Processo Familiar

Culpa cabe na religião e na mente, mas não no Direito de Família

Autor

  • Giselle Câmara Groeninga

    é psicanalista doutora em Direito Civil pela USP diretora da Comissão de Relações Interdisciplinares do IBDFAM vice-presidente da Sociedade Internacional de Direito de Família professora da Escola Paulista de Direito.

15 de novembro de 2015, 12h29

Spacca
Algumas notícias recentes tais como a votação do Estatuto da Família[1], que exclui a realidade da diversidade das organizações familiares, as discussões quanto ao aborto e pílula do dia seguinte, inclusive nos casos de estupro, em muitos aspectos representam um retrocesso quanto à laicidade do Estado e do Direito.

A dinâmica pendular, de avanços e de retrocessos, e de tensão entre os poderes, e mesmo ideologias, é um movimento inerente às mudanças legislativas que devem acompanhar a sociedade. No entanto, às ideologias devemos atentar.

Após um Outubro Rosa, que iluminou questões ligadas às mulheres, em muito transcendendo o nosso contexto a cena mundial foi invadida pelas mais do que alarmantes notícias dos ataques terroristas em Paris, na última sexta feira 13 de novembro.

Polarizados dois lados.

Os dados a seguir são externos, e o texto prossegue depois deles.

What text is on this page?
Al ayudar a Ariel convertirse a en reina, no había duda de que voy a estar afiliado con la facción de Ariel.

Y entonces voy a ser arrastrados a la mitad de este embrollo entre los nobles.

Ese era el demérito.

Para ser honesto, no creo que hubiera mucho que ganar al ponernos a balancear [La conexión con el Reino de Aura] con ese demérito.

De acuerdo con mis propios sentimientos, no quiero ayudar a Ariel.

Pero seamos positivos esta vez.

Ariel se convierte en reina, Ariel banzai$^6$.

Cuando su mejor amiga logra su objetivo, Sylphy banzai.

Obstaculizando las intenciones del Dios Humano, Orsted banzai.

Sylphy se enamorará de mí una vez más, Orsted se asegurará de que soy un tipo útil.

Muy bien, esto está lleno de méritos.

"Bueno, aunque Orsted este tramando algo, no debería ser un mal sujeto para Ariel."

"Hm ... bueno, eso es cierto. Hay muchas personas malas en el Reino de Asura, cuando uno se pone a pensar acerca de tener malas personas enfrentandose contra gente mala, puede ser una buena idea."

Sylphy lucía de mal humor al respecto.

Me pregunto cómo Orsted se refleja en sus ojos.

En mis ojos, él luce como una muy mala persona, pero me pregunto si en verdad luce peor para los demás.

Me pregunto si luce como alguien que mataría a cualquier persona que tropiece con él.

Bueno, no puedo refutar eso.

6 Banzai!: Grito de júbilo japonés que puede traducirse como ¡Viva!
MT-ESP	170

De um, o amálgama de religião e Direito; de outro, direitos fundamentais e conquistas quanto à liberdade, inclusive de credo e de pluralidade quanto às várias formas de constituição das famílias, aí incluída a diversidade quanto às manifestações da sexualidade, e conquistas quanto à laicização do Estado e do Direito. 

Aponto que algumas diferenças marcam também os contrastantes avanços havidos pelo nosso Direito de Família, avanços dos quais devemos cuidar. O choque dos ataques alerta para a importância, e mesmo urgência, da discussão dos temas que, em nossas terras, têm sido defendidos muitas vezes de forma passional.

A exclusividade de valores religiosos do matrimônio indissolúvel e sacralizado, e entre homens e mulheres, com fins de procriação, passou, há já algum tempo, a contemplar diferenças e diversidades. A família, atualmente, se define como eudemonista, em que cada um busca sua realização e bem estar, pautadas as relações pela igualdade e pelo respeito às diferenças, e pelos valores da ética do cuidado e da solidariedade.

A mudança que vejo como definidora das diferenças é a da laicização do Direito e, do ponto de vista que aqui enfatizo, é a mudança de paradigma daquele baseado na culpa para aquele baseado na responsabilidade.[2]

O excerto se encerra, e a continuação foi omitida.